Com relação ao funding, temos uma série de alternativas de captação testadas com muito sucesso, e um mercado de capitais com razoável profundidade (falta-nos explorar melhores alternativas que permitam acessar o mercado externo de capitais de forma mais eficiente). O marco regulatório tem sido testado com um histórico de concessões e acúmulo de experiências em mais de uma geração, com relativo sucesso.

Do ponto de vista energético, ganhamos de goleada. Temos 82% de fontes limpas e renováveis  na matriz, contra apenas 27% no México. Lá o custo é cerca de 30% menor, mas a questão da matriz é quase binária: sem energia limpa, muitos não mudarão para o México. Sem contar que há espaço para o Brasil se tornar mais eficiente, dando maior escala a certas fontes e ampliando a comercialização dessa energia.

Em que precisamos melhorar para nos tornarmos realmente competitivos e ganharmos, de fato, com este movimento? 

Primeiramente na questão tributária. A nossa carga é de 33%, contra 18% no México. Além disso, somos mais burocráticos: estamos na 124ª posição no ranking de facilidade de fazer negócios, enquanto o México está no 80º lugar.

Para resumir, a mensagem de Cancún foi clara. Somos um ótimo candidato para surfar a onda gigante do nearshoring, com possibilidades muito relevantes para nossa indústria e economia. 

Para isso, teremos que avançar, de forma estruturada e pensada, numa reforma tributária que simplifique o sistema e traga maior segurança jurídica – o que parece estar mesmo na agenda do novo governo.

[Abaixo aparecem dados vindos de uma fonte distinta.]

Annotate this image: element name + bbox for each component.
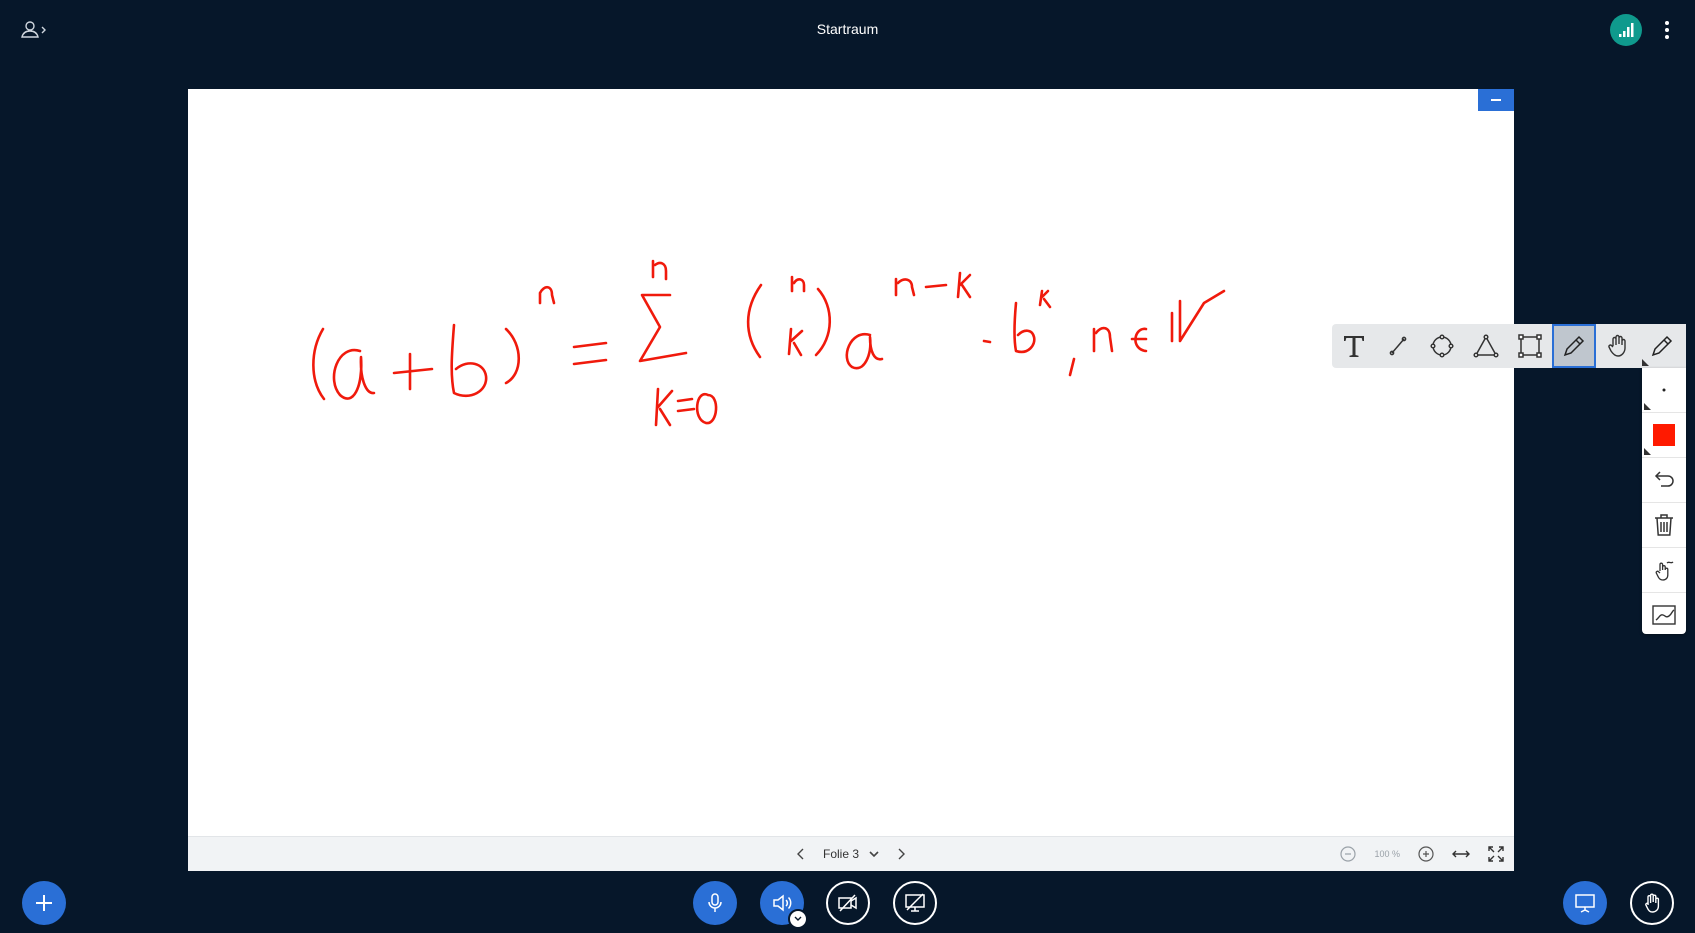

Mas teremos também que fazer uma análise de onde estão nossos gargalos burocráticos e endereçá-los de forma pragmática: regras mais fáceis de exportação e importação, normas cambiais mais amigáveis (algo que está sendo abordado) e assim por diante.

Precisamos tomar estas decisões de forma consciente e com seriedade, porque há uma oportunidade enorme à nossa frente – e ela não acontecerá duas vezes.

Renato Ejnisman é vice-presidente de atacado do Santander Brasil.